Colder climates can equally be allowed for. On the recently refitted 72-metre Damen-built explorer yacht Game Changer, which travels far and wide, the beach club has heating so that it can, in principle, function as a place to sit out even when the boat is in Antarctic or Arctic waters.

These spaces can be equipped for entertainment too. Take the beach club on Severin*s, the 55-metre Baglietto-built superyacht designed by Francesco Paszkowski and launched last year. It has not only a steam shower, but also a 4K-resolution LED wall with an area of about six square metres suitable for video art or screening movies or sports. It’s the creation of audiovisual specialist Videoworks, which also put a retractable 55-inch 4K outdoor television with 180-degree rotation on the yacht’s sundeck that can be viewed either from the lounge or the pool, and a 90-inch cinema screen on the upper deck.

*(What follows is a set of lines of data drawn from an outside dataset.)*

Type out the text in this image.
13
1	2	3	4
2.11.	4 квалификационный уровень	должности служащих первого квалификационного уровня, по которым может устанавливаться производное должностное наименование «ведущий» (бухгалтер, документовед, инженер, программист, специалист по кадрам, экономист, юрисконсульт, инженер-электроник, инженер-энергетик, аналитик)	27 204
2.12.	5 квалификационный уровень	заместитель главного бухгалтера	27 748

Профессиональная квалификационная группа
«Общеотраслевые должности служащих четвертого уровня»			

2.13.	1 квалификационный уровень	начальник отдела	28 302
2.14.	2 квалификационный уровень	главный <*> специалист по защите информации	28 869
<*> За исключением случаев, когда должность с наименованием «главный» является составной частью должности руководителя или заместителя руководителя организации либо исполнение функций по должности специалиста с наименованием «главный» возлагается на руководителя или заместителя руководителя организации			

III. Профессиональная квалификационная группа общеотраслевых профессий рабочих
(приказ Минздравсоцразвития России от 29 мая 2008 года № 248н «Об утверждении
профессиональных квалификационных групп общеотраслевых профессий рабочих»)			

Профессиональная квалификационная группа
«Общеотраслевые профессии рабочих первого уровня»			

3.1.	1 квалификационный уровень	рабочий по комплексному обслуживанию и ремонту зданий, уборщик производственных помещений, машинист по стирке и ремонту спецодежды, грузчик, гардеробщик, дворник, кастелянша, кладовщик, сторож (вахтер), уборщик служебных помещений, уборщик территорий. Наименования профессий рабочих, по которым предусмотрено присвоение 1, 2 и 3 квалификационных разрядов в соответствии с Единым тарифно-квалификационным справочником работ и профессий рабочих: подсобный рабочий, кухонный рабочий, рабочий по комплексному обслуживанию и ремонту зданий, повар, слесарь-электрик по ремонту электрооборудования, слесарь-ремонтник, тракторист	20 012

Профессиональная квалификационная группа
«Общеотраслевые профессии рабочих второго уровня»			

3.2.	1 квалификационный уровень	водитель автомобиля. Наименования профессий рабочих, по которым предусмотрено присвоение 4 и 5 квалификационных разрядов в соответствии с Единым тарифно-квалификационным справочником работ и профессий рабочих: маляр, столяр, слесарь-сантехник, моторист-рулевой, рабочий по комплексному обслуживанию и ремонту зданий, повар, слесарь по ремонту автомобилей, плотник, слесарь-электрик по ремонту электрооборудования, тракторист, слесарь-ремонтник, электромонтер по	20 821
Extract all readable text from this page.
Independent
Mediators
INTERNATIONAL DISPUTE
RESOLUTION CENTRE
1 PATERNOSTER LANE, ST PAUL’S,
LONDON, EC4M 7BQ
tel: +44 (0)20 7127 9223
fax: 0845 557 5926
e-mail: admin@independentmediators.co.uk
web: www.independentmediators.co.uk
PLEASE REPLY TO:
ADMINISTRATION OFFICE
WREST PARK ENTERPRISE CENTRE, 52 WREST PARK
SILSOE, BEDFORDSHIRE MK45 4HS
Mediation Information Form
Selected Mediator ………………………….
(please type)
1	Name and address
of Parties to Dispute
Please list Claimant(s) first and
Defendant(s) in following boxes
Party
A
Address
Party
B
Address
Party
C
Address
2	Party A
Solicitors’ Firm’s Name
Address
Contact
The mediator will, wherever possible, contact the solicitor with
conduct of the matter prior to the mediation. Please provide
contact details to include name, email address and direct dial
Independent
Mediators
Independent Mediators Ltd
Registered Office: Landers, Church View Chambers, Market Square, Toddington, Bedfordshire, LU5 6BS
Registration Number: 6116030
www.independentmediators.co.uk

The beach club on board explorer yacht Olivia
Image credit: Guillaume Plisson

Both Monteleone and Muzio also see beach clubs and decks as opportunities to use bolder colour. “There has to be harmony, and it has to blend with the indoor areas,” says Muzio. “But you can have fun outside. I like to add colour with cushions and towels,” adds Monteleone.

On Olivia, a Russian navy hydrographic survey vessel that was converted into a 69-metre explorer yacht, she used a “very cool” palette of grey, yellow and white on the platform. While on Bold, the 85.3-metre Silveryachts-built expedition yacht designed by her husband, Espen Øino, she chose a vibrant vermilion. Check out the curvaceous armchairs (Smile by Paola Lenti) that stand on the beach club, to which an inflatable platform attaches, so that the yacht’s toys are readily to hand. On Cosmos, which Heesen is due to deliver in 2022, the beach club not only contains a sunken bar but also is sited beneath the seven-metre waterfall-fed glass-bottom pool, so it is lit by sunshine refracted through water.

Bold’s aft platform exemplifies today’s prevailing wisdom: the bigger the better.
Image credit: Silveryachts

Launched in 2020 and designed by Luca Dini, 49.7-metre Rossinavi-built LEL is another new yacht with an expansive and versatile beach club, a response to her owner’s brief for “generous open spaces to make the most of the open air and water”. Dini’s solution was to create “an actual terrace overlooking the sea, a pied-à-terre dans l’eau, where nature meets technology”. The partially indoor space, separated from the garage by an automatic door, is spacious enough to store the tender. Lower the side and transom doors and open the louvres, however, and, when furnished, it becomes an elegant and airy room complete with a bar that extends out over the water – the perfect setting for waterside living and entertaining.

LEL’s expansive beach club meets the owner’s brief to make the most of the open air and water
Image credit: Michele Chiroli

For as Muzio notes, clients no longer commission projects with instructions to adhere to “a particular style such as art deco or modern”. What matters more, she says, is their “lifestyle”, how they want to live and where they want to spend time – which tends to be within sight of the sea.